Fresh produce is now suspected to be the source of an E. coli outbreak that has sickened at least 15 people in northeastern Canada, said a top health official Wednesday.
“Our environmental and epidemiological investigations suggest a common source related to a produce item,” said Dr. Frank Atherton, deputy chief medical officer of health for Nova Scotia in an emailed statement.
Of the 15 E. coli O157:H7 infections known to be linked to the outbreak, 6 occurred in New Brunswick, 5 in Nova Scotia and 4 in Ontario. Five more illnesses in Nova Scotia are suspected to be part of the outbreak. Samples from these patients are currently under analysis at the national microbiology lab in Winnipeg, says Atherton.
For those worried about contracting an infection, health officials say the outbreak appears to be tapering off, and they expect few, if any, new cases. The first confirmed victim fell ill on December 22, 2012, and the number of new cases peaked the following day, according to epidemiological information posted by the federal Canadian Food Inspection Agency (CFIA).

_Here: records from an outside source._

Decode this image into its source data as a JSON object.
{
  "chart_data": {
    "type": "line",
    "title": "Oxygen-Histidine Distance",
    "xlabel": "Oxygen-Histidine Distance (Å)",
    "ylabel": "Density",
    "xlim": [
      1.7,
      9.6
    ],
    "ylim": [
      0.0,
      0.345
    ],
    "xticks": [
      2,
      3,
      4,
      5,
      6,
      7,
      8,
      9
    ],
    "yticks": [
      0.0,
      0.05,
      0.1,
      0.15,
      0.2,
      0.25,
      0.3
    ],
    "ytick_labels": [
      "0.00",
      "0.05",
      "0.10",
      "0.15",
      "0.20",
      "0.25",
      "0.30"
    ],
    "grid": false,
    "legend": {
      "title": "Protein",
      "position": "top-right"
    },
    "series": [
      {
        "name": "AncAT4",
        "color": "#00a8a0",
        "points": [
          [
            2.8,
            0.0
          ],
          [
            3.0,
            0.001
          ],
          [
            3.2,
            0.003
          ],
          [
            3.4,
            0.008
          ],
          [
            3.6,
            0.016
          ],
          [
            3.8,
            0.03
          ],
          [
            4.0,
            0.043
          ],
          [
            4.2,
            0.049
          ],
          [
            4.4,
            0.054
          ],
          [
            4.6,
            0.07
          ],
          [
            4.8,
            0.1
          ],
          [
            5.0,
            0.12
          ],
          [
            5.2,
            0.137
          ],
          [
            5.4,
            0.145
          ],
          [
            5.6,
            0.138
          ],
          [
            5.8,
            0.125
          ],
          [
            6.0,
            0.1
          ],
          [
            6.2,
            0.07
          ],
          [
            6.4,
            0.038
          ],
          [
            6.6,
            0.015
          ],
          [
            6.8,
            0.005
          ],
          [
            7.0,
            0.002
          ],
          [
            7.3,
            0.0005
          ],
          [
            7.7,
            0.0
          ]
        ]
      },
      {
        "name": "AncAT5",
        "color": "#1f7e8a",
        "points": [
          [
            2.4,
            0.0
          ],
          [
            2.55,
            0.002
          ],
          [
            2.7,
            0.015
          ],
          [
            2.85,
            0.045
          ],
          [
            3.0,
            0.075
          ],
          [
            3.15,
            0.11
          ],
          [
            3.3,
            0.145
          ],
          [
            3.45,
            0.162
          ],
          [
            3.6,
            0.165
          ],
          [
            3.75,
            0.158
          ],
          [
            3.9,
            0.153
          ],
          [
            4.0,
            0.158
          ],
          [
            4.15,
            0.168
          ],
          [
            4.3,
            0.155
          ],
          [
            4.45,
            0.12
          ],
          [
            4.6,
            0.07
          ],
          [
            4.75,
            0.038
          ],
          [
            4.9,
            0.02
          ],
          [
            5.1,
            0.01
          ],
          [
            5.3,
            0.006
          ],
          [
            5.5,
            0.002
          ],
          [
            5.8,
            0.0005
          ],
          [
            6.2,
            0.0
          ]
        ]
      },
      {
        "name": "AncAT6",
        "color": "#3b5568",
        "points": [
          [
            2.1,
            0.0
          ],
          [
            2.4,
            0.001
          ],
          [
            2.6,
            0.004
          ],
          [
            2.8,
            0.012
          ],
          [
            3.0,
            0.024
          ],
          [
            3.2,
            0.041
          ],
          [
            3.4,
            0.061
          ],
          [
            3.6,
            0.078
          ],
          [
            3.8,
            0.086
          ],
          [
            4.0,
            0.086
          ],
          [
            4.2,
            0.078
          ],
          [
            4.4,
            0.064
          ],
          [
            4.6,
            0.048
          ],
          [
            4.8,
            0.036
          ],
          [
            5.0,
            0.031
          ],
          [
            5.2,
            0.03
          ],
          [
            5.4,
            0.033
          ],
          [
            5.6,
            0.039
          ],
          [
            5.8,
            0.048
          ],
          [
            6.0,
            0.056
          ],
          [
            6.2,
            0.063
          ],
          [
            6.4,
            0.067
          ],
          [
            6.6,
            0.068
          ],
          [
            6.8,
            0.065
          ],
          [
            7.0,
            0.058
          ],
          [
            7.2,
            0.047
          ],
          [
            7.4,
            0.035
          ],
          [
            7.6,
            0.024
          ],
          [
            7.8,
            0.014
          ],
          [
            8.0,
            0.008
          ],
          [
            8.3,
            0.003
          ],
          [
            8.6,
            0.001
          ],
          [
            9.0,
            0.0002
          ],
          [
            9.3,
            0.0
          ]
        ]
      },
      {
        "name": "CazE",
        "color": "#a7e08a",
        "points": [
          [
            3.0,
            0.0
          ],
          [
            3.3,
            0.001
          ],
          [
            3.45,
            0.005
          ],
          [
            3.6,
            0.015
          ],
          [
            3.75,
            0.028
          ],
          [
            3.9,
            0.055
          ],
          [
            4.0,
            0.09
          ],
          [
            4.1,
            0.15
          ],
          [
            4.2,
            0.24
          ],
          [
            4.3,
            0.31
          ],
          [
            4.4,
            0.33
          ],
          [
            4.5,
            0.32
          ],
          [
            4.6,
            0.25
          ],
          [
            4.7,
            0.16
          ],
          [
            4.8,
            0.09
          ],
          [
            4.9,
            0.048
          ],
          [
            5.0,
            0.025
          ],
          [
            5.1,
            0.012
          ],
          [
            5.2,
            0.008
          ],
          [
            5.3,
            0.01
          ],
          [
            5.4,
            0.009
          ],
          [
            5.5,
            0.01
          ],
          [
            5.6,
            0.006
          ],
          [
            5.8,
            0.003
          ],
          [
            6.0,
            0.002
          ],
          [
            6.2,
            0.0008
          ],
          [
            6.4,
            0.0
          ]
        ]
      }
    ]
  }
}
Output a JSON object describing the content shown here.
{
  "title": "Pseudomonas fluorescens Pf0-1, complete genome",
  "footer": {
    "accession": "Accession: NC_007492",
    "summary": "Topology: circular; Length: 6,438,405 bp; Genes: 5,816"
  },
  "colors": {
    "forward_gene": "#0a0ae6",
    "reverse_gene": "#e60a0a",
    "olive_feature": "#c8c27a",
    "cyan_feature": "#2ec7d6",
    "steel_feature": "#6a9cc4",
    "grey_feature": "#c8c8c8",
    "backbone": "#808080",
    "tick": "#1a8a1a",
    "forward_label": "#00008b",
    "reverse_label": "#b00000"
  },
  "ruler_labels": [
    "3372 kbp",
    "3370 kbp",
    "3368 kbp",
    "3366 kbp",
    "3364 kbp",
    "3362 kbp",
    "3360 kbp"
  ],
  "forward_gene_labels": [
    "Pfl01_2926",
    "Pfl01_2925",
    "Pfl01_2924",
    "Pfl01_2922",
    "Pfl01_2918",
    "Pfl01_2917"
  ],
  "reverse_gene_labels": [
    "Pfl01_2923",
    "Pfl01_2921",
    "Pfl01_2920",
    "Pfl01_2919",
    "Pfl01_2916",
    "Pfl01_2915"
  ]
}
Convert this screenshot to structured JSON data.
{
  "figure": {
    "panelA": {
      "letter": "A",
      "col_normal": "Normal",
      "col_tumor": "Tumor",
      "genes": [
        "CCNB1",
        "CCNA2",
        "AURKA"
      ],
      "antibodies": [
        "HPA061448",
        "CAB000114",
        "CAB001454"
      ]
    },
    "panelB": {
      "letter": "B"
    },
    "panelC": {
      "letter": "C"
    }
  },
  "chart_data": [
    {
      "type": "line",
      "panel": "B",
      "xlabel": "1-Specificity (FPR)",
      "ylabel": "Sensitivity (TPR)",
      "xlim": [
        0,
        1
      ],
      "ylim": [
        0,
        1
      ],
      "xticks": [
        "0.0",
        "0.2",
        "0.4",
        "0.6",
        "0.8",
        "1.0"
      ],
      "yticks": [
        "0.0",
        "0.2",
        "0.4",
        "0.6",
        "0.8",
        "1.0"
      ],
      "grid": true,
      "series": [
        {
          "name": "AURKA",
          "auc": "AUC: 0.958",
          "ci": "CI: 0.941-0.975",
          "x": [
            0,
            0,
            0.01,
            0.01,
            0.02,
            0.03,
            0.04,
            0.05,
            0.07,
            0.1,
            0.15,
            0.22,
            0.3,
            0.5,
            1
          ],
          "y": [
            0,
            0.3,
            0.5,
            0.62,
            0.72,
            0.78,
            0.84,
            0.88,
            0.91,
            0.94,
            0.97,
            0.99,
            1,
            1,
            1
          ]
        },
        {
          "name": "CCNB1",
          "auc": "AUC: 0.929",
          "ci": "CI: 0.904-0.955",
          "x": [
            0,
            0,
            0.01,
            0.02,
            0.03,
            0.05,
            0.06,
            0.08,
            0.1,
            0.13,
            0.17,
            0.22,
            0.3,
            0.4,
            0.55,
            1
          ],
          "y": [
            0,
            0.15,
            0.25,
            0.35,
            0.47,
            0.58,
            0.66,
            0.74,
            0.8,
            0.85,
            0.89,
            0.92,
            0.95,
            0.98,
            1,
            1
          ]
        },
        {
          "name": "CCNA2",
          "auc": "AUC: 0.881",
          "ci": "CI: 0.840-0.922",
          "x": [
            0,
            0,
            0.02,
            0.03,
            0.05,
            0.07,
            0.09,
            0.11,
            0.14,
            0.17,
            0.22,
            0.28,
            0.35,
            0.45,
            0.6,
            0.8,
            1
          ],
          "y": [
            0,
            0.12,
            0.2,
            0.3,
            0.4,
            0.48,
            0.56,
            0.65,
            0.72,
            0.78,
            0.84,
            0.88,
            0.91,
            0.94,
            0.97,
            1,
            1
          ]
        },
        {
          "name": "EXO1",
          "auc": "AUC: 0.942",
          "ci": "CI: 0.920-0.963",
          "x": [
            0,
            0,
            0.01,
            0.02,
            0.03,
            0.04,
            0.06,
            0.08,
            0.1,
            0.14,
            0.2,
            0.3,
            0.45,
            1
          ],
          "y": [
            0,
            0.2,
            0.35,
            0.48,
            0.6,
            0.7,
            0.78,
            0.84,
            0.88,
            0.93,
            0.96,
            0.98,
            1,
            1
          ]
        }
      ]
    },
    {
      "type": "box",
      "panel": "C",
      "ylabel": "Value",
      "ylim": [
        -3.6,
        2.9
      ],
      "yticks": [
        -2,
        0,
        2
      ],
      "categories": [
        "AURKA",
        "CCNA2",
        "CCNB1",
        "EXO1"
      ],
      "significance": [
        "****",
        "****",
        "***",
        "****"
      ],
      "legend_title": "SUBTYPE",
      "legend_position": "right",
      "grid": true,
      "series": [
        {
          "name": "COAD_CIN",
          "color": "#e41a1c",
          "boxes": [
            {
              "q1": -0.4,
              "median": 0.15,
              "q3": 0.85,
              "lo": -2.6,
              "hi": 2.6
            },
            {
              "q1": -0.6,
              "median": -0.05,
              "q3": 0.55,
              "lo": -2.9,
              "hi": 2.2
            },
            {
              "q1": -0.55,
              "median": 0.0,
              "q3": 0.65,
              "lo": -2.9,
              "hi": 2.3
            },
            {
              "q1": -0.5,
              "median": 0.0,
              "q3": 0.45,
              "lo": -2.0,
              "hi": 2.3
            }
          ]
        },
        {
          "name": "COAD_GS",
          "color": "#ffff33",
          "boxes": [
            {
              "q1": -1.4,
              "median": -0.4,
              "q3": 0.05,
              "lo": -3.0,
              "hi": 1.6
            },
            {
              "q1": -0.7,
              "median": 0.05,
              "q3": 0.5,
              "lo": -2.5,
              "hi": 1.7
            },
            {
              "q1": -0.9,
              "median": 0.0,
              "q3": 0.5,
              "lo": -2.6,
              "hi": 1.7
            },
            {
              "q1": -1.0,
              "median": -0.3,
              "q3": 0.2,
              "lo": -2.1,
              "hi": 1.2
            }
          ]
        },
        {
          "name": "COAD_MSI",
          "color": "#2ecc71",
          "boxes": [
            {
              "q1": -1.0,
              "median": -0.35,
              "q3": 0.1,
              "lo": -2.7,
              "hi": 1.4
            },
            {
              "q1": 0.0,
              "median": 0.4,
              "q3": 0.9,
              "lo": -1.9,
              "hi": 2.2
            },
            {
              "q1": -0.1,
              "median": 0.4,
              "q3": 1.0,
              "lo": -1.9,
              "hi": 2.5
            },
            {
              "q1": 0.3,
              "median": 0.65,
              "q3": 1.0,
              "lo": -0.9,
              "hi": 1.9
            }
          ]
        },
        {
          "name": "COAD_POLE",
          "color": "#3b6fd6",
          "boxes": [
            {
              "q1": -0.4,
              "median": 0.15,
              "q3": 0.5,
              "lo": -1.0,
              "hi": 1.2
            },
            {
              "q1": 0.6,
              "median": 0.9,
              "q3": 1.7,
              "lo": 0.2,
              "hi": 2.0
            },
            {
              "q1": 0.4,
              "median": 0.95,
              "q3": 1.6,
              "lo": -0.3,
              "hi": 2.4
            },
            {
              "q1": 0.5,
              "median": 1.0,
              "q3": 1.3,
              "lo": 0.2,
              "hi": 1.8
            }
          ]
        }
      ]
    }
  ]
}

“Most cases had onset dates over the Christmas period,” confirmed Atherton. “We are not seeing new cases and so we are hopeful that the outbreak is tapering off.”
While produce has been suspected, Atherton said investigators have yet to pinpoint a specific food.
“At this time, it is still too early to identify a definitive source, and with multiple provinces involved, additional coordination through our federal agencies is also required as part of the overall investigation.”